La lumineuse prend la forme d’une lettre qui fait l’inventaire de tout ce qu’une mère peut souhaiter de mieux à son enfant.

Pour toi je ne veux que le sublime

La funambulesque beauté

Pour toi je n’espère que la cime

Et les ailes pour y aspirer

Avouez que c’est beau. Toutes ces chansons sont nées d’une obligation de lâcher prise.

«La naissance de mon fils a changé ma vie, et je me suis brûlée à essayer de continuer à faire comme avant, au point où j’ai failli abandonner le métier. Je pensais que je n’arriverais plus à écrire, à faire de la scène. J’ai même pensé retourner à l’université en musicothérapie. Et il y a eu des gens sur mon chemin qui m’ont ramenée doucement vers l’écriture, la composition. J’ai écrit pour moi, sans désir de plaire, avec une approche très dépouillée, et ça a finalement donné Petite plage

Photo: Royal Gilbert

Parmi les gens qui ont encouragé la démarche libre et en douceur d’Ingrid St-Pierre, il y a eu le réalisateur Philippe Brault. Tel un orfèvre, il a créé un écrin musical simple et délicat qui met parfaitement en relief l’écriture fine de l’auteure. L’orchestration se limite ici à un piano et une ligne de basse, là à un peu de violoncelle, d’harmonium indien, quelques effets sonores, ou un soupçon de programmation. Il en résulte un disque enveloppant, zen, et j’ajouterais, en dehors du temps. Un disque qui vivra vieux.

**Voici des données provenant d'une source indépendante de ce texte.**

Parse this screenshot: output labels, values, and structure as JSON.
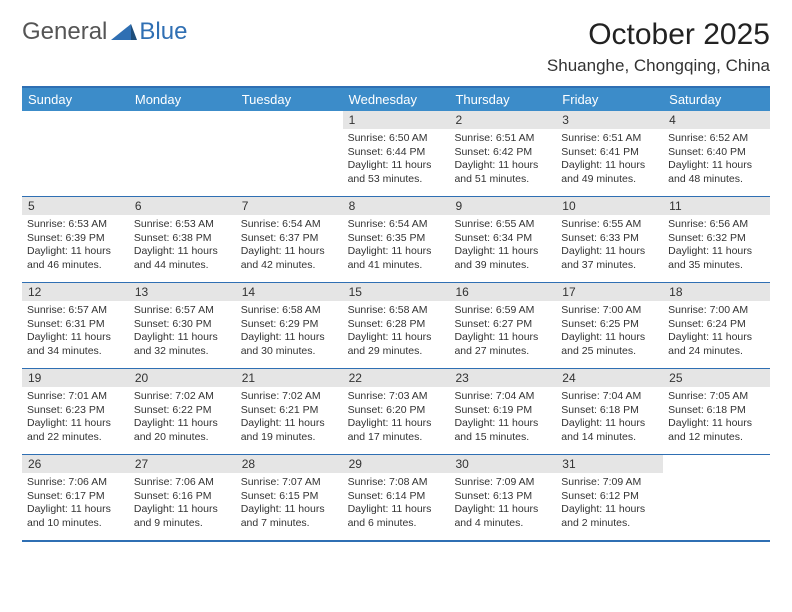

Pour prouver qu’Ingrid St-Pierre est bel et bien de retour, ce nouvel enregistrement arrive en même temps qu’une tournée québécoise. Pour ses spectacles, elle sera entourée de trois musiciens: Camille Paquette-Roy au violoncelle, Laurie Torres aux percussions et Mathieu Désy aux claviers.

Pour la voir à Montréal, il faudra attendre à l’automne, car pour la métropole, elle veut faire quelque chose de spécial avec plein d’amis musiciens.

Au moment de se laisser, elle m’a dit qu’elle aimerait bien, pendant sa tournée, reprendre son habitude de donner des mini-spectacles solos dans les maisons de personnes âgées. Elle attend les invitations. Son amour pour les vieux, ce n’est pas de la frime!